Our school (not in UK) gives TWO full days off for patent- teacher conferences (twice a year) and one evening. But of course all the working parents want the evening so it's always packed but the days (TWO!) are lovely and relaxed... Grr

Arkwright · 23/02/2016 23:53

Primary is held over 2 evenings 3.30-5.30 and 4.30-7.00. 5 minute appointments in October then 10 minute appointments in January. We ALWAYS get stuck behind the parent who takes up 30 minutes. It's so inconsiderate.

Secondary appointment times made for each subject but nothing ever runs on time.

Alonglongway · 24/02/2016 00:09

Dd2's secondary school got a new system in place about 2 years ago and after some fine tuning it works like a dream. Appointments booked online - 5 mins with a bell rung to tell us when to move on. She's in year 11 now and I saw all the teachers at last parents evening and got out without a headache - brilliant!

mamadoc · 24/02/2016 00:23

Ours works quite well. These are the things I like:

Online booking system which schedules all your DC on the same day and sensible (but not adjacent) time slots
10 min slots, visible clock and best of all the deputy head goes around and 'encourages' the over-runners (who are always the same people) to move on. If you need more time you can book separately to see the teacher. TBH if there was any serious issue would you really want to bring it up in a hall full of people anyway?
They run a crèche with a film which is staffed so you can drop DC off there
There is an open classroom separately each half term for 1hr after school where you can drop in and look at DCs work but explicitly billed as a chance for DC to show you their work not to bug the teacher. Apparently they do it on staff meeting days so staff have an excuse to leave on time. By the time parents evening comes you will already have seen their work and know what qs you have.

echt · 24/02/2016 02:34

My school has online booking and a bell.

Each parents' evening is preceded by a short report to focus attention.

All homework tasks up online parents can see if they've been completed.

No surprises is the rule.

MadamDeathstare · 24/02/2016 02:49

This reply has been deleted

Message withdrawn at poster's request.

daisychain01 · 24/02/2016 04:14

YANBU

The scheduling at DSSs secondary was an absolute farce

We just used to turn up and visit about 3-4 key teachers and then left It was just a free for all and the feedback was pretty meaningless generic and ticked their box.

We only did it to give DSS and tge school tte message that we cared about his education.
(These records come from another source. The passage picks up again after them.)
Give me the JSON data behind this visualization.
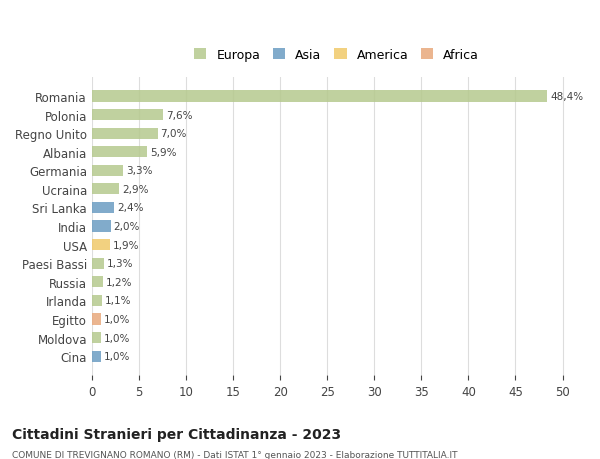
{
  "countries": [
    "Romania",
    "Polonia",
    "Regno Unito",
    "Albania",
    "Germania",
    "Ucraina",
    "Sri Lanka",
    "India",
    "USA",
    "Paesi Bassi",
    "Russia",
    "Irlanda",
    "Egitto",
    "Moldova",
    "Cina"
  ],
  "values": [
    48.4,
    7.6,
    7.0,
    5.9,
    3.3,
    2.9,
    2.4,
    2.0,
    1.9,
    1.3,
    1.2,
    1.1,
    1.0,
    1.0,
    1.0
  ],
  "labels": [
    "48,4%",
    "7,6%",
    "7,0%",
    "5,9%",
    "3,3%",
    "2,9%",
    "2,4%",
    "2,0%",
    "1,9%",
    "1,3%",
    "1,2%",
    "1,1%",
    "1,0%",
    "1,0%",
    "1,0%"
  ],
  "continents": [
    "Europa",
    "Europa",
    "Europa",
    "Europa",
    "Europa",
    "Europa",
    "Asia",
    "Asia",
    "America",
    "Europa",
    "Europa",
    "Europa",
    "Africa",
    "Europa",
    "Asia"
  ],
  "continent_colors": {
    "Europa": "#b5c98e",
    "Asia": "#6b9dc2",
    "America": "#f0c96a",
    "Africa": "#e8a87c"
  },
  "legend_order": [
    "Europa",
    "Asia",
    "America",
    "Africa"
  ],
  "title": "Cittadini Stranieri per Cittadinanza - 2023",
  "subtitle": "COMUNE DI TREVIGNANO ROMANO (RM) - Dati ISTAT 1° gennaio 2023 - Elaborazione TUTTITALIA.IT",
  "xlim": [
    0,
    52
  ],
  "xticks": [
    0,
    5,
    10,
    15,
    20,
    25,
    30,
    35,
    40,
    45,
    50
  ],
  "background_color": "#ffffff",
  "grid_color": "#dddddd"
}
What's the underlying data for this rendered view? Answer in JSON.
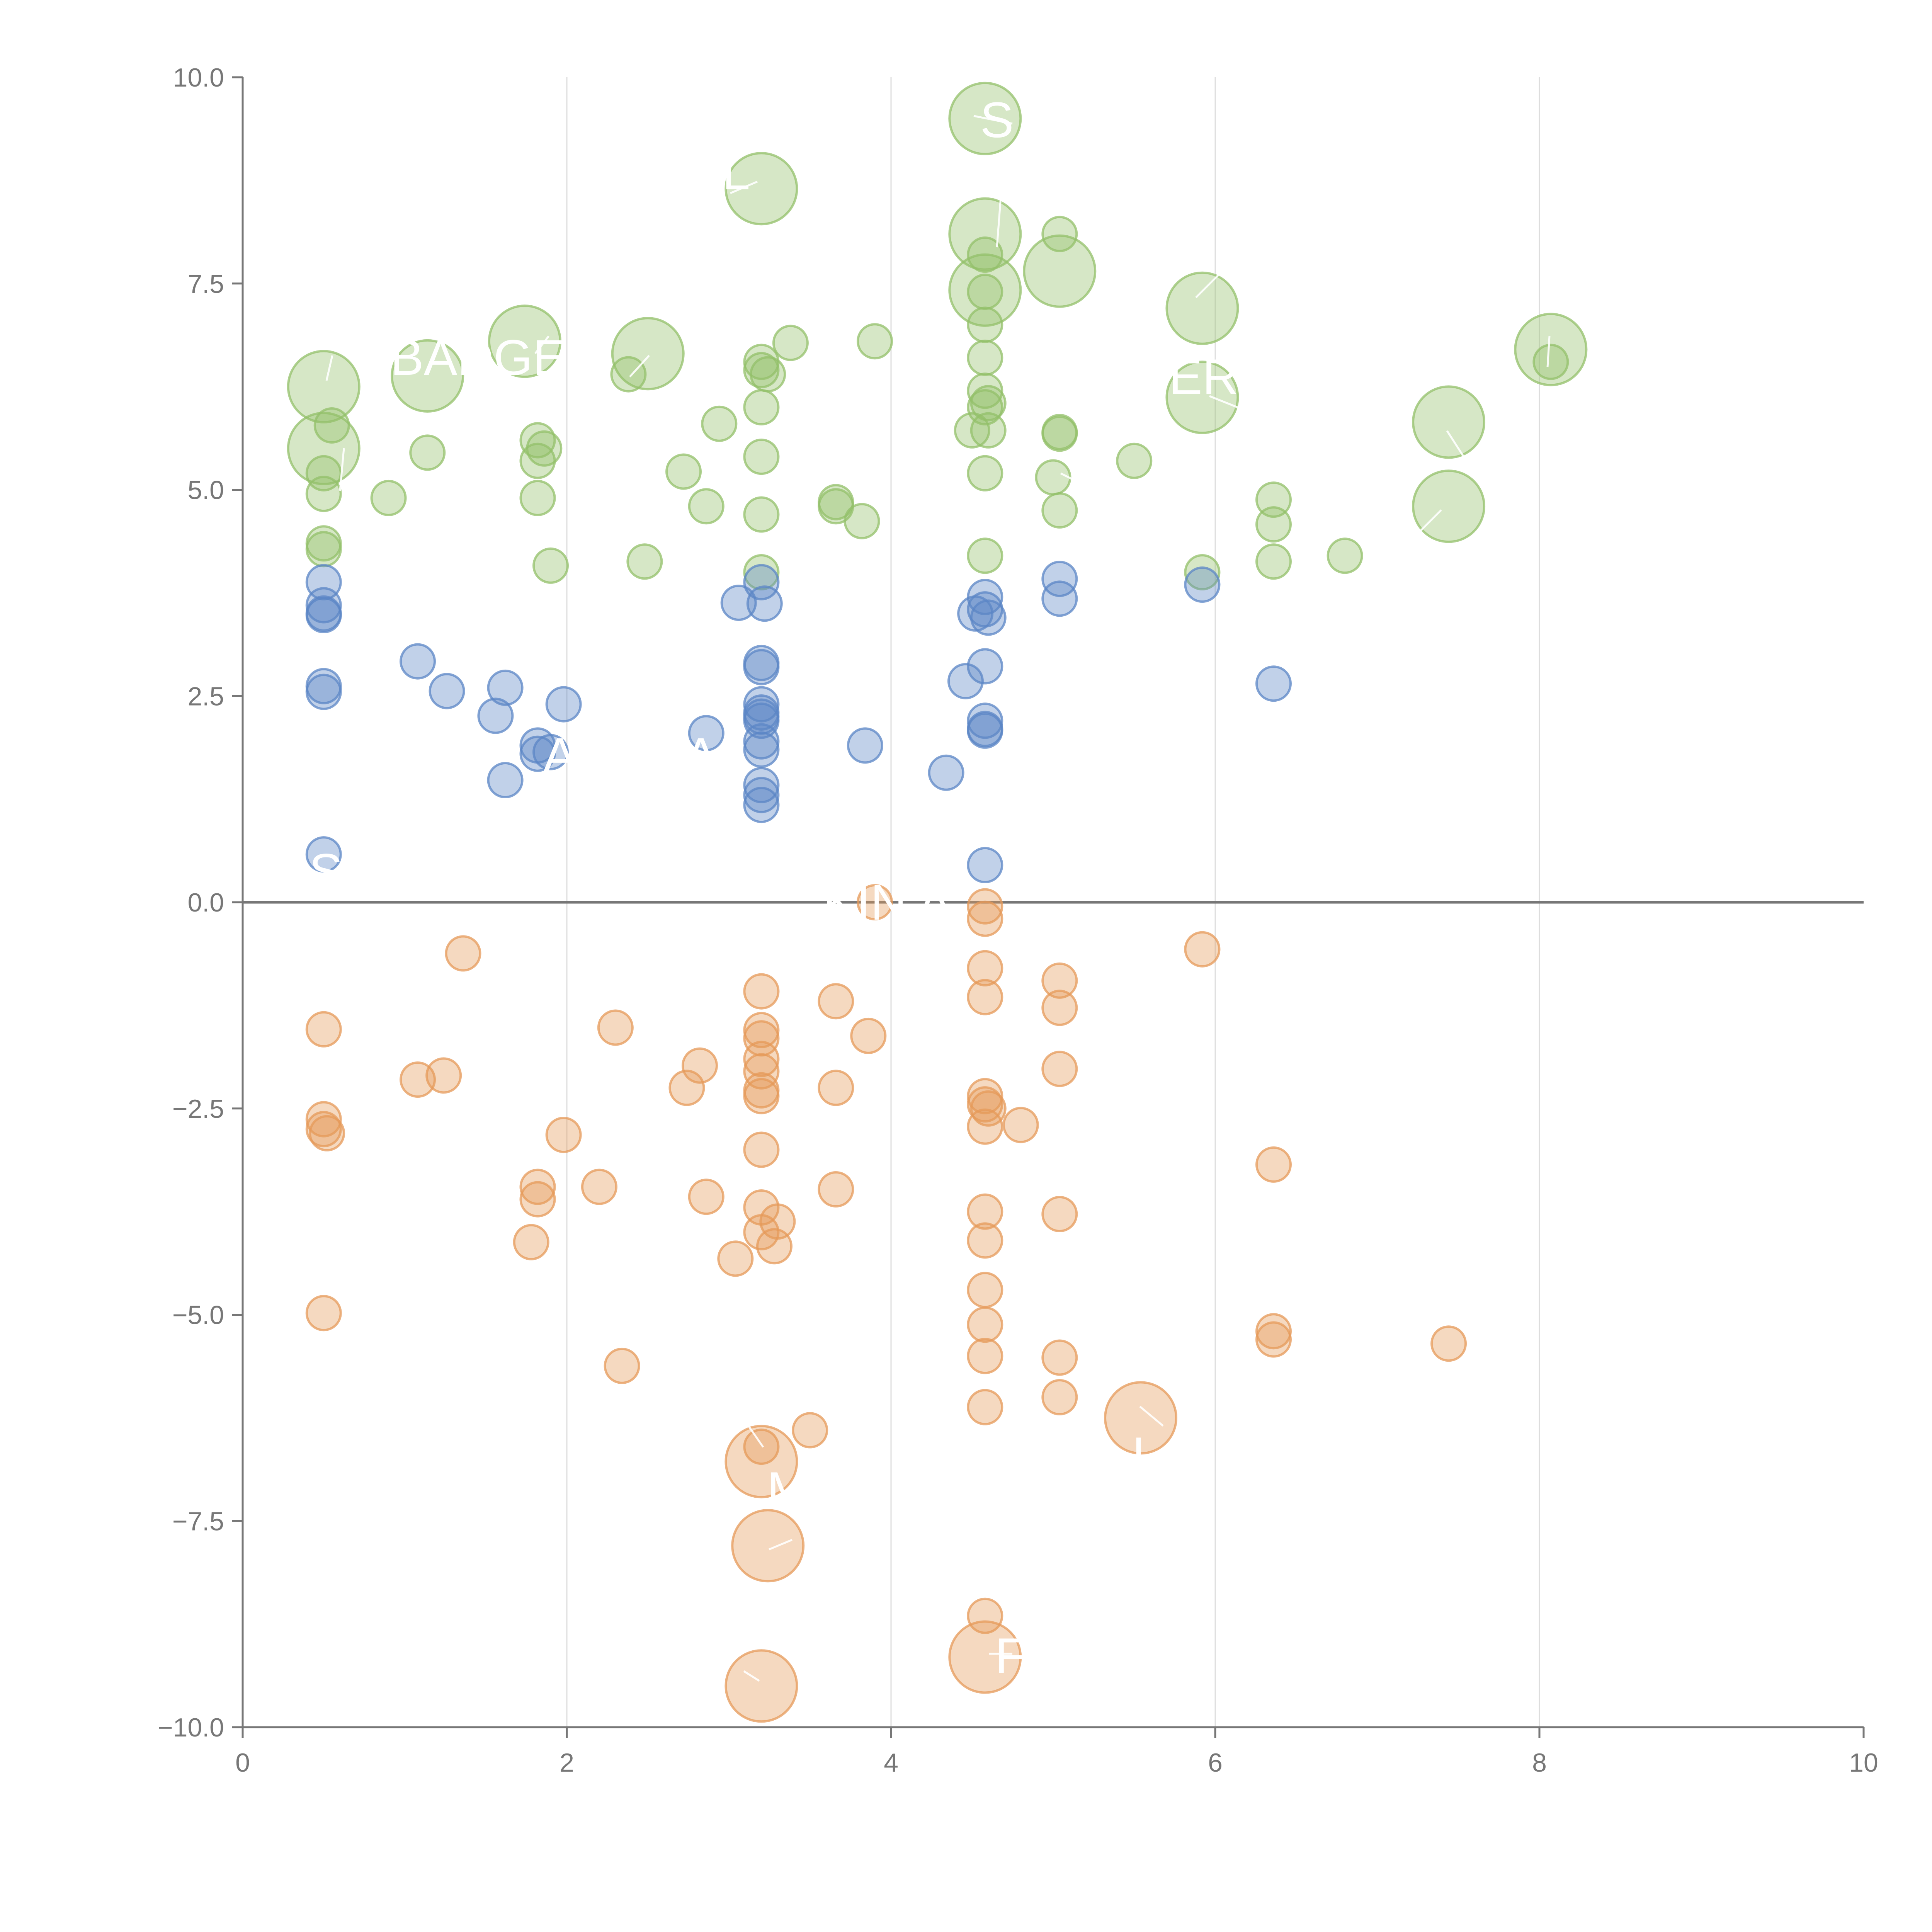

Looking back it was a reasonable investment in time for that reason alone.

Don't sweat the small stuff as they say.

longdiling · 24/02/2016 11:29

Curioushorse, you do make a very good point in general. My view is coloured by the fact that I know this parent very well so I'm pretty sure it was nothing like that. She can be lovely but is also prone to be very self involved. Still, my anger has gone overnight so I don't think I'll raise it with the school.

Sounds like mamadoc's school have it spot on though! And secondary school sounds horrendous - we'll be dealing with all that next year.

OP posts:
KitKat1985 · 24/02/2016 11:39

I think the 10-15 minute slot system is fine, it's just that everyone has to be boundaried and stick to those slots. I like the idea of a bell to remind people to 'move on'. I think it can also help if a teacher schedules in one or two 'empty' ten minute slots during the evening so they can catch up a bit if they are running over, and have a few minutes to visit the loo / have a drink without impacting on anyone's appointment times.